Hot Spots Identified
By correlating the costs of these cases with the city’s 11 supervisorial districts, Dicker wanted to highlight hot spots that were good candidates for countermeasures, ranging from mid-block crossings, roundabouts and flashing crosswalks to speed control and changes in the built environment.
“Providing not only an account of where collisions occur but also the monetary cost of the injuries incurred at those sites gives credence to instituting life-saving and cost-saving measures targeting specific locations and specific road traffic issues,” said the study, which described the problem as a compelling public health issue.
“The report really helped in boosting the recognition that this is a problem that affects all of us,” Dicker said. “A lot has happened, partly as a result of the study.”

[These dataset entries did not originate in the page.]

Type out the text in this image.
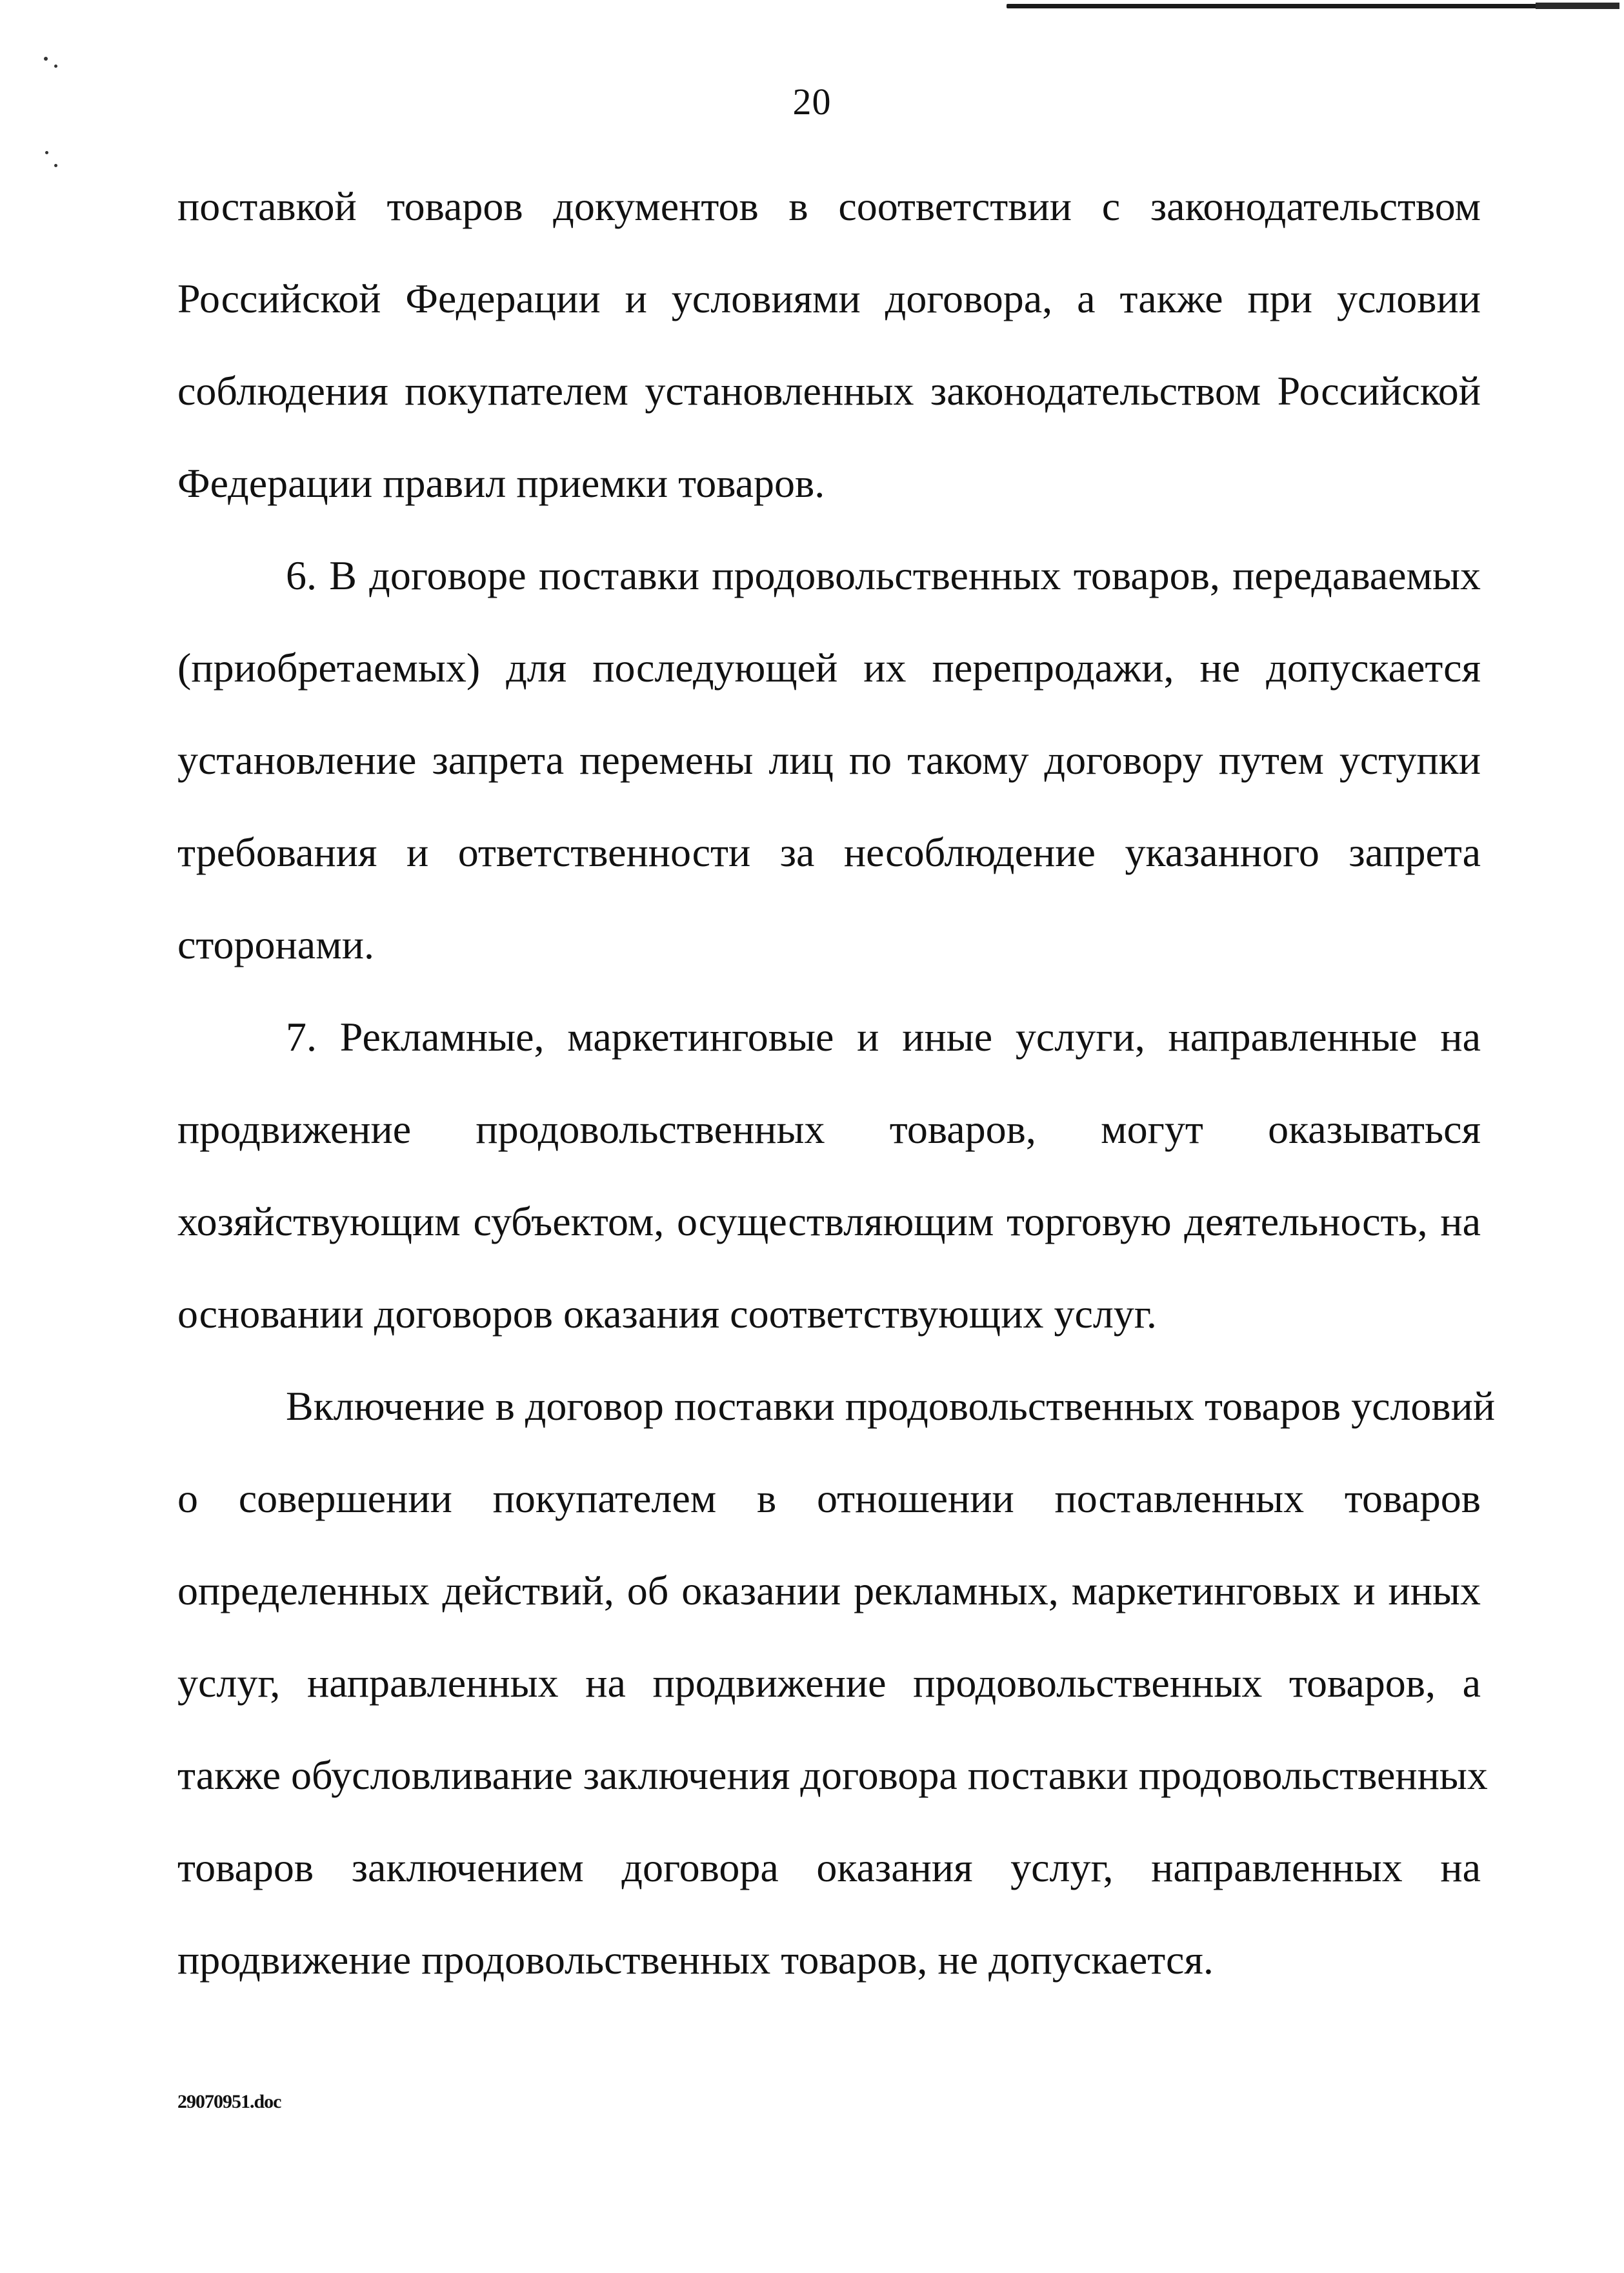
20
поставкой товаров документов в соответствии с законодательством
Российской Федерации и условиями договора, а также при условии
соблюдения покупателем установленных законодательством Российской
Федерации правил приемки товаров.
6. В договоре поставки продовольственных товаров, передаваемых
(приобретаемых) для последующей их перепродажи, не допускается
установление запрета перемены лиц по такому договору путем уступки
требования и ответственности за несоблюдение указанного запрета
сторонами.
7. Рекламные, маркетинговые и иные услуги, направленные на
продвижение продовольственных товаров, могут оказываться
хозяйствующим субъектом, осуществляющим торговую деятельность, на
основании договоров оказания соответствующих услуг.
Включение в договор поставки продовольственных товаров условий
о совершении покупателем в отношении поставленных товаров
определенных действий, об оказании рекламных, маркетинговых и иных
услуг, направленных на продвижение продовольственных товаров, а
также обусловливание заключения договора поставки продовольственных
товаров заключением договора оказания услуг, направленных на
продвижение продовольственных товаров, не допускается.
29070951.doc
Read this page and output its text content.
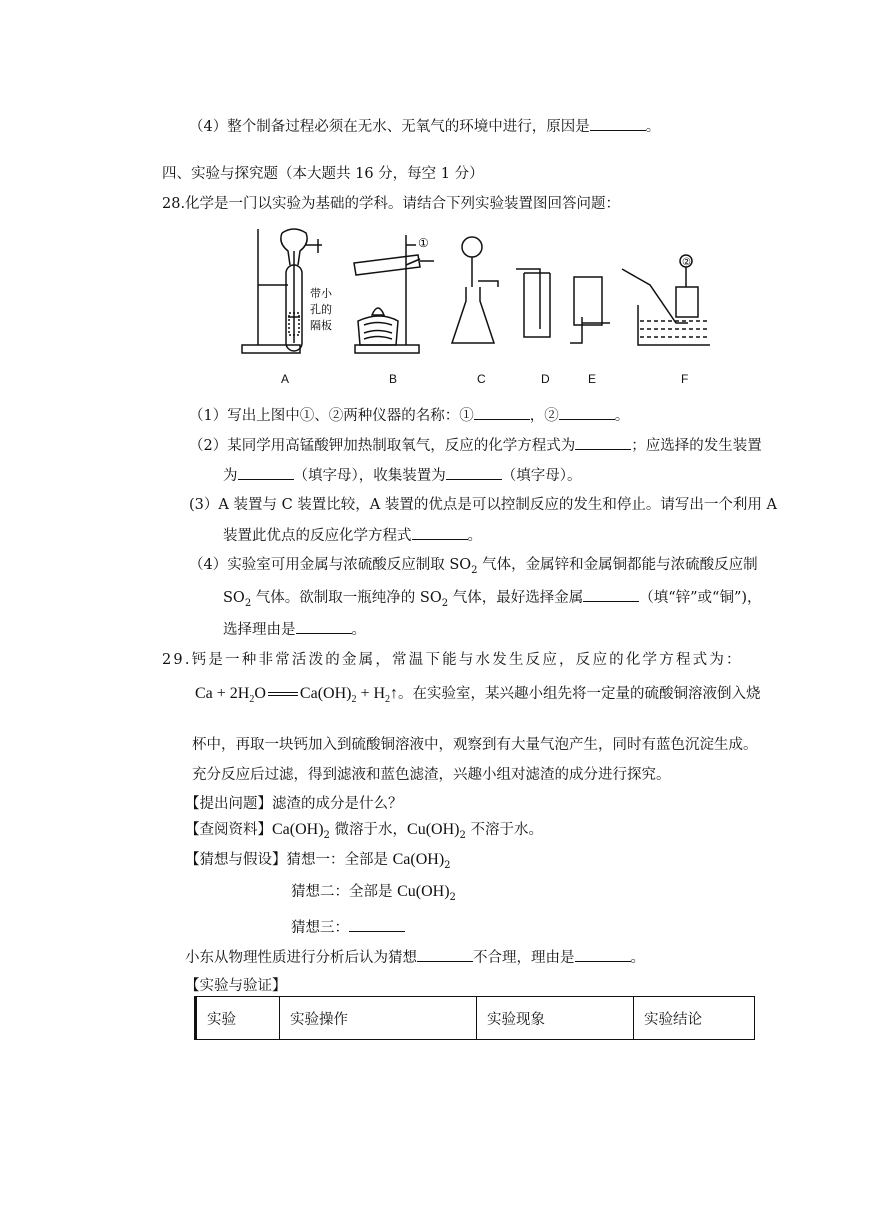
（4）整个制备过程必须在无水、无氧气的环境中进行，原因是	。
四、实验与探究题（本大题共 16 分，每空 1 分）
28.化学是一门以实验为基础的学科。请结合下列实验装置图回答问题：
①
②
带小
孔的
隔板
A	B	C	D	E	F
（1）写出上图中①、②两种仪器的名称：①	，②	。
（2）某同学用高锰酸钾加热制取氧气，反应的化学方程式为	；应选择的发生装置
为	（填字母），收集装置为	（填字母）。
(3）A 装置与 C 装置比较，A 装置的优点是可以控制反应的发生和停止。请写出一个利用 A
装置此优点的反应化学方程式	。
（4）实验室可用金属与浓硫酸反应制取 $SO_2$ 气体，金属锌和金属铜都能与浓硫酸反应制
$SO_2$ 气体。欲制取一瓶纯净的 $SO_2$ 气体，最好选择金属	（填“锌”或“铜”)，
选择理由是	。
29.钙是一种非常活泼的金属，常温下能与水发生反应，反应的化学方程式为：
$Ca + 2H_2O$ $Ca(OH)_2$ + $H_2↑$。在实验室，某兴趣小组先将一定量的硫酸铜溶液倒入烧
杯中，再取一块钙加入到硫酸铜溶液中，观察到有大量气泡产生，同时有蓝色沉淀生成。
充分反应后过滤，得到滤液和蓝色滤渣，兴趣小组对滤渣的成分进行探究。
【提出问题】滤渣的成分是什么？
【查阅资料】$Ca(OH)_2$ 微溶于水，$Cu(OH)_2$ 不溶于水。
【猜想与假设】猜想一：全部是 $Ca(OH)_2$
猜想二：全部是 $Cu(OH)_2$
猜想三：
小东从物理性质进行分析后认为猜想	不合理，理由是	。
【实验与验证】
实验	实验操作	实验现象	实验结论
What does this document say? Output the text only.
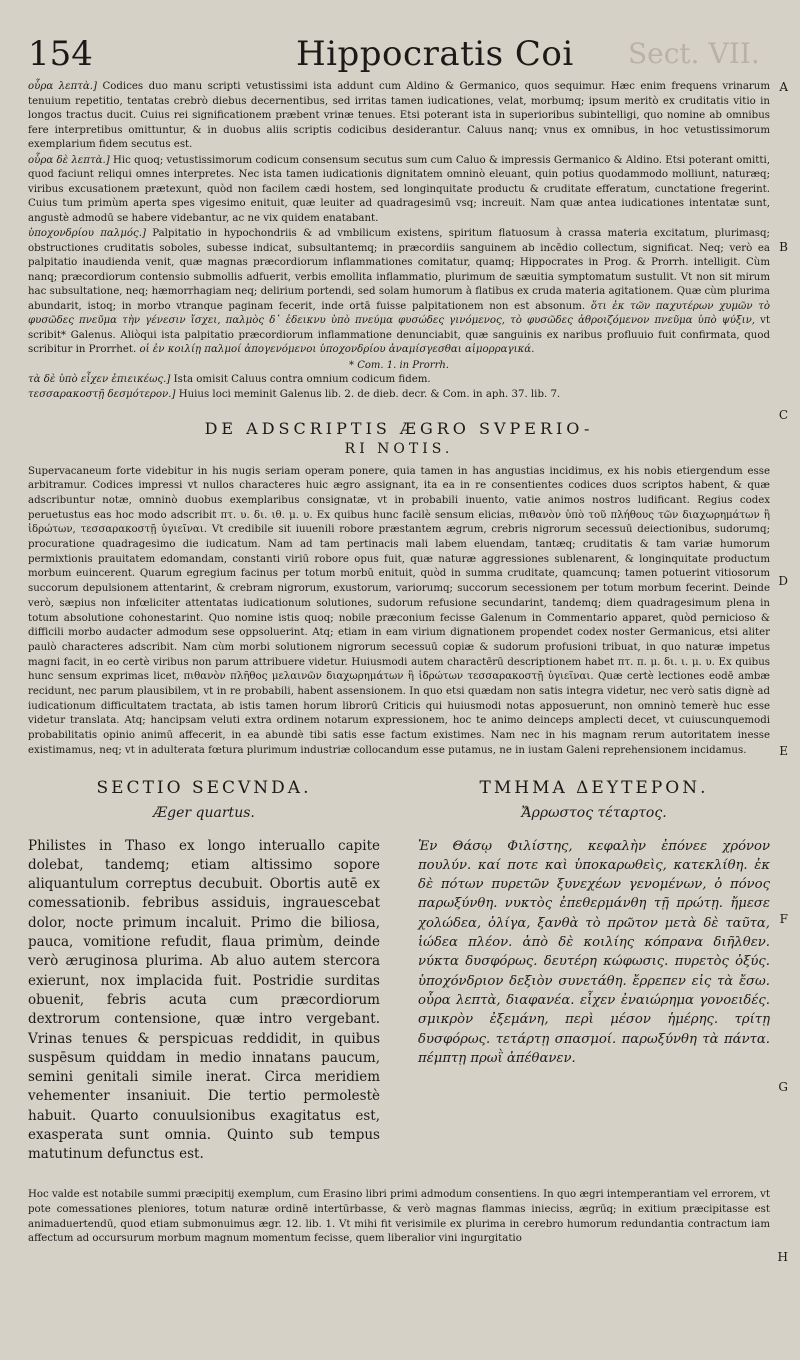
154	Hippocratis Coi Sect. VII.
A
B
C
D
E
F
G
H

οὖρα λεπτὰ.] Codices duo manu scripti vetustissimi ista addunt cum Aldino & Germanico, quos sequimur. Hæc enim frequens vrinarum tenuium repetitio, tentatas crebrò diebus decernentibus, sed irritas tamen iudicationes, velat, morbumq; ipsum meritò ex cruditatis vitio in longos tractus ducit. Cuius rei significationem præbent vrinæ tenues. Etsi poterant ista in superioribus subintelligi, quo nomine ab omnibus fere interpretibus omittuntur, & in duobus aliis scriptis codicibus desiderantur. Caluus nanq; vnus ex omnibus, in hoc vetustissimorum exemplarium fidem secutus est.

οὖρα δὲ λεπτὰ.] Hic quoq; vetustissimorum codicum consensum secutus sum cum Caluo & impressis Germanico & Aldino. Etsi poterant omitti, quod faciunt reliqui omnes interpretes. Nec ista tamen iudicationis dignitatem omninò eleuant, quin potius quodammodo molliunt, naturæq; viribus excusationem prætexunt, quòd non facilem cædi hostem, sed longinquitate productu & cruditate efferatum, cunctatione fregerint. Cuius tum primùm aperta spes vigesimo enituit, quæ leuiter ad quadragesimū vsq; increuit. Nam quæ antea iudicationes intentatæ sunt, angustè admodū se habere videbantur, ac ne vix quidem enatabant.

ὑποχονδρίου παλμός.] Palpitatio in hypochondriis & ad vmbilicum existens, spiritum flatuosum à crassa materia excitatum, plurimasq; obstructiones cruditatis soboles, subesse indicat, subsultantemq; in præcordiis sanguinem ab incēdio collectum, significat. Neq; verò ea palpitatio inaudienda venit, quæ magnas præcordiorum inflammationes comitatur, quamq; Hippocrates in Prog. & Prorrh. intelligit. Cùm nanq; præcordiorum contensio submollis adfuerit, verbis emollita inflammatio, plurimum de sæuitia symptomatum sustulit. Vt non sit mirum hac subsultatione, neq; hæmorrhagiam neq; delirium portendi, sed solam humorum à flatibus ex cruda materia agitationem. Quæ cùm plurima abundarit, istoq; in morbo vtranque paginam fecerit, inde ortā fuisse palpitationem non est absonum. ὅτι ἐκ τῶν παχυτέρων χυμῶν τὸ φυσῶδες πνεῦμα τὴν γένεσιν ἴσχει, παλμὸς δ᾽ ἐδεικνυ ὑπὸ πνεύμα φυσώδες γινόμενος, τὸ φυσῶδες ἀθροιζόμενον πνεῦμα ὑπὸ ψύξιν, vt scribit* Galenus. Aliòqui ista palpitatio præcordiorum inflammatione denunciabit, quæ sanguinis ex naribus profluuio fuit confirmata, quod scribitur in Prorrhet. οἱ ἐν κοιλίῃ παλμοί ἀπογενόμενοι ὑποχονδρίου ἀναμίσγεσθαι αἱμορραγικά.

* Com. 1. in Prorrh.

τὰ δὲ ὑπὸ εἶχεν ἐπιεικέως.] Ista omisit Caluus contra omnium codicum fidem.

τεσσαρακοστῇ δεσμότερον.] Huius loci meminit Galenus lib. 2. de dieb. decr. & Com. in aph. 37. lib. 7.

DE ADSCRIPTIS ÆGRO SVPERIO-
RI NOTIS.

Supervacaneum forte videbitur in his nugis seriam operam ponere, quia tamen in has angustias incidimus, ex his nobis etiergendum esse arbitramur. Codices impressi vt nullos characteres huic ægro assignant, ita ea in re consentientes codices duos scriptos habent, & quæ adscribuntur notæ, omninò duobus exemplaribus consignatæ, vt in probabili inuento, vatie animos nostros ludificant. Regius codex peruetustus eas hoc modo adscribit πτ. υ. δι. ιθ. μ. υ. Ex quibus hunc facilè sensum elicias, πιθανὸν ὑπὸ τοῦ πλήθους τῶν διαχωρημάτων ἢ ἱδρώτων, τεσσαρακοστῇ ὑγιεῖναι. Vt credibile sit iuuenili robore præstantem ægrum, crebris nigrorum secessuū deiectionibus, sudorumq; procuratione quadragesimo die iudicatum. Nam ad tam pertinacis mali labem eluendam, tantæq; cruditatis & tam variæ humorum permixtionis prauitatem edomandam, constanti viriū robore opus fuit, quæ naturæ aggressiones sublenarent, & longinquitate productum morbum euincerent. Quarum egregium facinus per totum morbū enituit, quòd in summa cruditate, quamcunq; tamen potuerint vitiosorum succorum depulsionem attentarint, & crebram nigrorum, exustorum, variorumq; succorum secessionem per totum morbum fecerint. Deinde verò, sæpius non infœliciter attentatas iudicationum solutiones, sudorum refusione secundarint, tandemq; diem quadragesimum plena in totum absolutione cohonestarint. Quo nomine istis quoq; nobile præconium fecisse Galenum in Commentario apparet, quòd pernicioso & difficili morbo audacter admodum sese oppsoluerint. Atq; etiam in eam virium dignationem propendet codex noster Germanicus, etsi aliter paulò characteres adscribit. Nam cùm morbi solutionem nigrorum secessuū copiæ & sudorum profusioni tribuat, in quo naturæ impetus magni facit, in eo certè viribus non parum attribuere videtur. Huiusmodi autem charactērū descriptionem habet πτ. π. μ. δι. ι. μ. υ. Ex quibus hunc sensum exprimas licet, πιθανὸν πλῆθος μελαινῶν διαχωρημάτων ἢ ἱδρώτων τεσσαρακοστῇ ὑγιεῖναι. Quæ certè lectiones eodē ambæ recidunt, nec parum plausibilem, vt in re probabili, habent assensionem. In quo etsi quædam non satis integra videtur, nec verò satis dignè ad iudicationum difficultatem tractata, ab istis tamen horum librorū Criticis qui huiusmodi notas apposuerunt, non omninò temerè huc esse videtur translata. Atq; hancipsam veluti extra ordinem notarum expressionem, hoc te animo deinceps amplecti decet, vt cuiuscunquemodi probabilitatis opinio animū affecerit, in ea abundè tibi satis esse factum existimes. Nam nec in his magnam rerum autoritatem inesse existimamus, neq; vt in adulterata fœtura plurimum industriæ collocandum esse putamus, ne in iustam Galeni reprehensionem incidamus.

SECTIO SECVNDA.
Æger quartus.

Philistes in Thaso ex longo interuallo capite dolebat, tandemq; etiam altissimo sopore aliquantulum correptus decubuit. Obortis autē ex comessationib. febribus assiduis, ingrauescebat dolor, nocte primum incaluit. Primo die biliosa, pauca, vomitione refudit, flaua primùm, deinde verò æruginosa plurima. Ab aluo autem stercora exierunt, nox implacida fuit. Postridie surditas obuenit, febris acuta cum præcordiorum dextrorum contensione, quæ intro vergebant. Vrinas tenues & perspicuas reddidit, in quibus suspēsum quiddam in medio innatans paucum, semini genitali simile inerat. Circa meridiem vehementer insaniuit. Die tertio permolestè habuit. Quarto conuulsionibus exagitatus est, exasperata sunt omnia. Quinto sub tempus matutinum defunctus est.

ΤΜΗΜΑ ΔΕΥΤΕΡΟΝ.
Ἄρρωστος τέταρτος.

Ἐν Θάσῳ Φιλίστης, κεφαλὴν ἐπόνεε χρόνον πουλύν. καί ποτε καὶ ὑποκαρωθεὶς, κατεκλίθη. ἐκ δὲ πότων πυρετῶν ξυνεχέων γενομένων, ὁ πόνος παρωξύνθη. νυκτὸς ἐπεθερμάνθη τῇ πρώτῃ. ἤμεσε χολώδεα, ὀλίγα, ξανθὰ τὸ πρῶτον μετὰ δὲ ταῦτα, ἰώδεα πλέον. ἀπὸ δὲ κοιλίης κόπρανα διῆλθεν. νύκτα δυσφόρως. δευτέρη κώφωσις. πυρετὸς ὀξύς. ὑποχόνδριον δεξιὸν συνετάθη. ἔρρεπεν εἰς τὰ ἔσω. οὖρα λεπτὰ, διαφανέα. εἶχεν ἐναιώρημα γονοειδές. σμικρὸν ἐξεμάνη, περὶ μέσον ἡμέρης. τρίτῃ δυσφόρως. τετάρτῃ σπασμοί. παρωξύνθη τὰ πάντα. πέμπτῃ πρωῒ ἀπέθανεν.

Hoc valde est notabile summi præcipitij exemplum, cum Erasino libri primi admodum consentiens. In quo ægri intemperantiam vel errorem, vt pote comessationes pleniores, totum naturæ ordinē intertūrbasse, & verò magnas flammas inieciss, ægrūq; in exitium præcipitasse est animaduertendū, quod etiam submonuimus ægr. 12. lib. 1. Vt mihi fit verisimile ex plurima in cerebro humorum redundantia contractum iam affectum ad occursurum morbum magnum momentum fecisse, quem liberalior vini ingurgitatio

The findings, released last year in a less technical report than what appeared in the Journal of Trauma, attracted a great deal of interest from the San Francisco Department of Public Health, the San Francisco Municipal Transportation Agency (SFMTA), the Pedestrian Safety Advisory Committee of the Board of Supervisors and a Pedestrian Safety Task Force created by then-Mayor Gavin Newsom in December 2010. The San Francisco Injury Center has seats on the task force and committee.
“It’s really exciting,” Dicker said. “Many of the supervisors, people at the DPH and our friends at the MTA have a true commitment to making this better.”
And through this work, Dicker and her team are also carrying out one of the prime missions of UCSF: translating research into policy and practice.